An “Old Shatterhand” of the South Seas?
Finally, there was another unexpected discovery: the Nuremberg archive contained a note about an address of Meier’s in Passau dating from 1952. When I made enquiries about the residents’ registry in the Passau city archives, I really only wanted to find out the date when the collector died in order to conclude my provenance research.
But it turned out that Meier was also known as a ‘geographical author’ under the pseudonym Hermann Rönninger, and his literary estate – along with photos from New Guinea – was held in the city archives. From the 1920s onwards Hans Meier published a series of adventure stories under this pseudonym, primarily in ‘penny dreadful’ magazines, as well as an ostensibly autobiographical novel, “In der Wildnis Neuguineas” (In the Wilderness of New Guinea).
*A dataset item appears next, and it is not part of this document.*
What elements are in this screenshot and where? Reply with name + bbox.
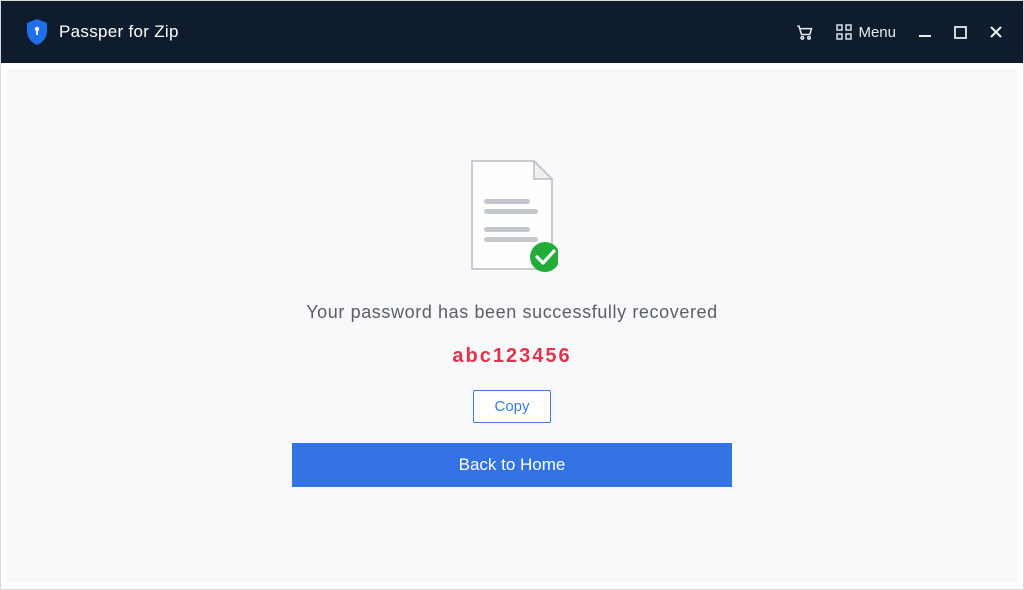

Although Meier claimed to be writing about his experiences in New Guinea, he let his imagination run wild and mixed facts with fantasy. Far from being reports of his actual work in New Guinea, the stories were fictional tales of gold prospectors, hunters and adventurers who advanced through wild jungle landscapes and were forced to prove themselves in conflicts with the “natives”. Later, he even started calling himself Meier-Rönninger, after his literary alter ego, and declared himself to be a colonial pioneer, gold prospector, big game hunter and plantation owner who had tragically lost everything he owned at the outbreak of World War I. In actual fact, by 1911 – long before the war started – he had been fired by the mission after a quarrel and then compelled by the missionaries to return to Germany. You could be forgiven for thinking you were on the tail of a ‘Karl May of the South Seas’, perfecting his very own “Old Shatterhand” legend. Karl May was the famous German writer best known for his adventure stories set in the American “wild west”, and Old Shatterhand was one of his main protagonists and May’s alter ego. Looking through the assorted autobiographical documents, letters and newspaper interviews connected with Meier, along with his adventure stories – which he claimed were “factual reports” –it is possible to trace the gradual transformation of Hans Meier into his own fictional alter ego Hermann Rönninger. This was an author who really turned his biography into an adventure novel.
This collection gives us insights into both early twentieth-century New Guinea and the history of missionary work during the German colonial era. But above and beyond that: the collector himself, Hans Meier, is a fascinating, if somewhat shifty, colonial player of the era.